MHP lideri Devlet Bahçeli’nin PKK lideri Abdullah Öcalan’a yaptığı çağrının ertesi günü Ankara’da stratejik önemdeki TUSAŞ’a gerçekleştirilen ve beş kişinin hayatını kaybettiği saldırıya ilişkin yeni bir iddia gündeme geldi. T24‘ten Tolga Şardan’ın haberine göre, TUSAŞ’a yönelik saldırı istihbaratı tam iki ay önce gelmiş.

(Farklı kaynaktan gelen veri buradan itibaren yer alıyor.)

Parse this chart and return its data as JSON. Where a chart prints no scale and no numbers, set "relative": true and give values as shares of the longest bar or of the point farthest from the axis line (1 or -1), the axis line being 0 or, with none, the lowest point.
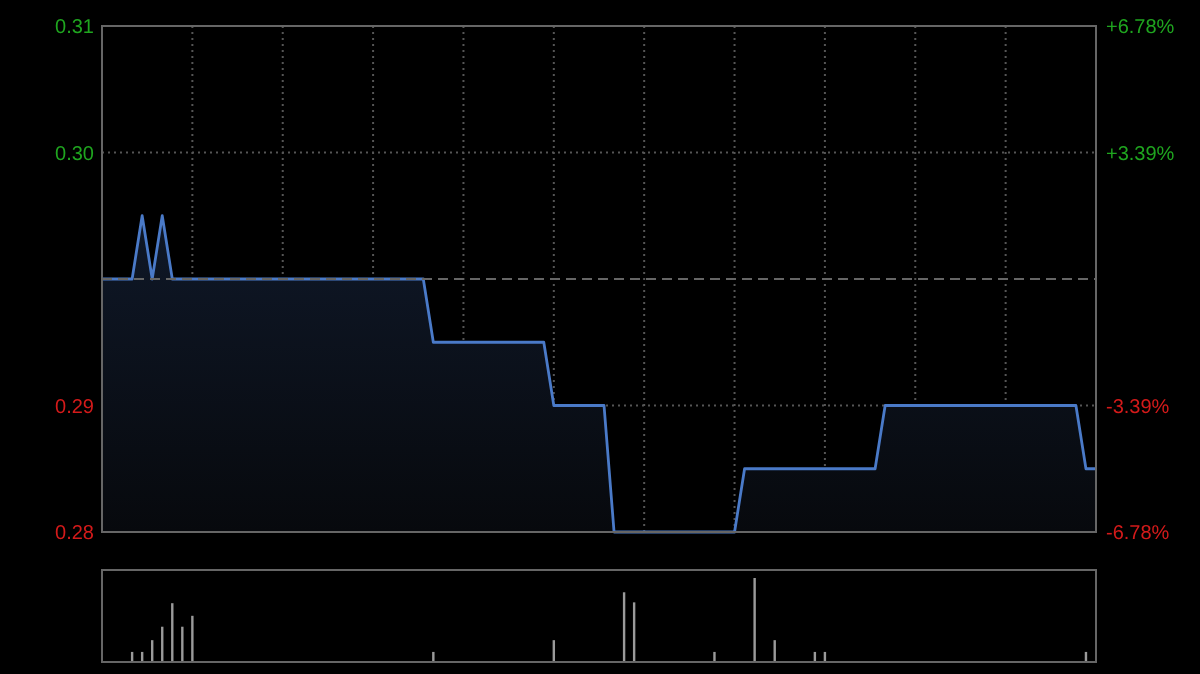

Şardan, “İstihbarat bilgisi, geçen ağustosun ortasında, tam tarih vermek gerekirse; 17 Ağustos’ta elde edildi. İstihbarat birimlerinin ortak yürüttüğü operasyonda yakalanan PKK’lıdan elde edilen veriler, bölgedeki jandarma komutanlıklarına bildirildi. Gerek Van’a konuşlu Jandarma Asayiş Komutanlığı, gerekse Şırnak’taki İl Jandarma Komutanlığı, kısa sürede gelişmelerden haberdar edildi. Tabii aynı bilgiler, Ankara’ya da ulaştırıldı. MİT’in ulaştığı veriler, İçişleri Bakanlığı’nın çatısı altındaki Emniyet ve Jandarma’ya gönderildi. Şimdi; bu aşamada artık kimsenin ‘gerekli istihbarat alınamadı’ mazeretine sığınma şansı kalmadı maalesef” dedi.

İstihbarat bilgisinin elde edilmesiyle, eylemin gerçekleştirilmesi arasında yaklaşık iki ay olduğunu belirten Şardan, şu bilgileri aktardı:

“İster istemez, “İki ayda ne yapıldı?” sorusu akıllara geliyor kuşkusuz. Sorunun yanıtını adli yönden Ankara Cumhuriyet Başsavcılığı, idari yönden ise İçişleri Bakanlığı verecek. Ancak sorunun yanıtı kadar, sorunun kimlere yöneltilmesi gerektiği de en az adli soruşturma kadar önemli. Öncelikle Jandarma Genel Komutanlığı merkez yönetimi sorunun asıl muhatabı. Elde edilen ciddi istihbarata karşı yapılması gerekenler, Jandarma’nın sorumluluğunda. Jandarma Genel Komutanı Orgeneral Ali Çardakçı’dan itibaren görev alan istihbarat, terörle mücadele ve asayiş birimlerinden sorumlu komutanlar ile alt kadrolarının soruşturmaya alınması şart.

Hatta daha ilerisi, Jandarma’nın faaliyet ve çalışmalarını yöneten İçişleri Bakan Yardımcısı Mehmet Aktaş’ın da direkt olmamakla birlikte dolaylı sorumluluğu var. Aktaş’ın her şeyden önce denetim görevini yeteri kadar yerine getirmediğini söylemek mümkün.

Şırnak’ta elde edilen önemli istihbarata karşı eylemin nasıl gerçekleştirildiği ve gerçekleşmesine izin verilmesi, basit şekilde geçiştirilebilecek bir durum değil. İki ay boyunca eylemin önlenmesine yönelik yapılanların mercek altına alınması gerekiyor.”